The Guernsey Financial Services Commission (GFSC) has released a new set of rules which form an opt-in regulatory regime of measures equivalent to the Alternative Investment Fund Managers Directive (AIFMD).
The AIFMD Rules, 2013 have been published on the GFSC’s website and take effect from 2 January 2014.
Fiona Le Poidevin, chief executive of Guernsey Finance, said: “The introduction of the opt-in regime means that we have another piece of the jigsaw in place to ensure that Guernsey funds can continue to be distributed to both EU and non-EU countries in the future.”
Guernsey is not in the European Union (EU) and therefore considered a ‘third country’ for the purposes of AIFMD.

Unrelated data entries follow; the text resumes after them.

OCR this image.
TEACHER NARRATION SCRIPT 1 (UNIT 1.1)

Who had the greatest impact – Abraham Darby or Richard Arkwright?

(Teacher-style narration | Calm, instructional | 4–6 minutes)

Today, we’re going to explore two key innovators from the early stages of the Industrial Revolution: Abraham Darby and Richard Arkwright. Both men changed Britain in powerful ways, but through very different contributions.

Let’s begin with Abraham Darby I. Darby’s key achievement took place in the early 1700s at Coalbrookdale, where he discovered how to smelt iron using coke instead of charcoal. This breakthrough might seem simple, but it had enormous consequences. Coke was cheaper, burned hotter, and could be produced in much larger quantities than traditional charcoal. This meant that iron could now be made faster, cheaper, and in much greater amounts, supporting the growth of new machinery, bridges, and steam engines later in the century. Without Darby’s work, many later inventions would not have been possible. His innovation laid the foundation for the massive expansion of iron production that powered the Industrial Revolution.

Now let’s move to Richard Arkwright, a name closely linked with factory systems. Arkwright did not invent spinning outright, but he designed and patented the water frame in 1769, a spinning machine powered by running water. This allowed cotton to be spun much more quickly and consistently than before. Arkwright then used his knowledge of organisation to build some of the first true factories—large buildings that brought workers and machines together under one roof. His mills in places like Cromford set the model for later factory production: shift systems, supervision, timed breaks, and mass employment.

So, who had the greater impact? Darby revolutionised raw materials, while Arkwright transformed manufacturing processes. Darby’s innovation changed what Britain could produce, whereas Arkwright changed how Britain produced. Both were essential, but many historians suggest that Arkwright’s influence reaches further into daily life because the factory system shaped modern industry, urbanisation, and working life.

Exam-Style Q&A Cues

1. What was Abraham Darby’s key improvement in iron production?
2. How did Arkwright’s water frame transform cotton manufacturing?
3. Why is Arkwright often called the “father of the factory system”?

In response to AIFMD and to cater for its global client base, the island has adopted a ‘dual regime’ where there are two parallel regulatory regimes for investment funds: the existing regime remains in place for managers and investors not requiring an AIFMD fund, including those using EU national private placement regimes and those marketing to non-EU investors; and an opt-in regime which is fully compliant with AIFMD.
Le Poidevin added: “Third countries are not required to implement an AIFMD equivalent regime until the third country passport becomes available in 2015, but we felt that it was important to provide Guernsey managers and depositaries with certainty as soon as possible."